Todo había ido sobre ruedas, reflexioné. Había hecho todo lo que el mecánico me había dicho. Para esto necesitábamos comprar una pistola. Estaba haciendo mis deberes.
Cada uno de nosotros debía llevarle a Tyler doce carnés de conducir como prueba de que había realizado doce sacrificios humanos.
Esta noche aparqué el coche y esperé en los alrededores del bloque a que Raymond Hessel acabara su turno en el Korner Mart, que abre toda la noche, y hacia las doce Raymond Hessel estaba esperando el autobús nocturno, cuando me acerqué y le saludé.
Raymond Hessel no contestó. Seguramente pensaba que quería su dinero, su salario mínimo; los catorce dólares de la cartera. Oh, Raymond, con tus veintitrés años te echaste a llorar y las lágrimas rodaron por el cañón de la pistola que te encañonaba la sien. No, no se trata de dinero. No siempre se trata de dinero.
Ni siquiera me dijiste «Hola».
No eres tu triste billetera.
Te dije: «Bonita noche; fría pero despejada».
Ni siquiera me dijiste «Hola».
«No eches a correr o tendré que dispararte por la espalda», te dije.

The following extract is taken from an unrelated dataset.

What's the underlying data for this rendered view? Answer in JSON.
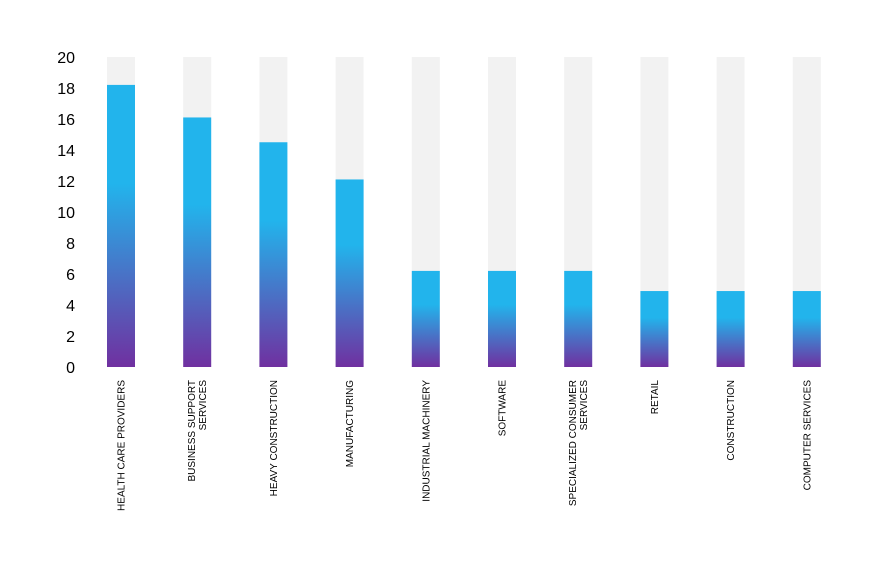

Había sacado la pistola y llevaba un guante de látex para que, en el caso de que la pistola se convirtiera en la prueba A, no hubiera nada a excepción de las lágrimas secas de Raymond Hessell, caucasiano, veintitrés años de edad, sin marcas familiares.
Entonces, me prestaste atención. Tus ojos abiertos y espantados mostraban a la luz de la farola un color verde de anticongelante.
Cada vez que la pistola te tocaba la cara retrocedías un poco más como si el cañón estuviera muy caliente o muy frío. Hasta que te dije: «No retrocedas», y dejaste que la pistola te tocara, pero aun así apartabas la cabeza del cañón.
Me entregaste la cartera como te pedí.
Según decía el carné de conducir, te llamabas Raymond K. Hessel. Vives en el apartamento A del 1320 SE Benning. Tenía que ser un apartamento en el sótano. A los apartamentos ubicados en sótanos suelen darles letras en vez de números.
Raymond K. K. K. K. K. K. Hessel; a ti te hablaba.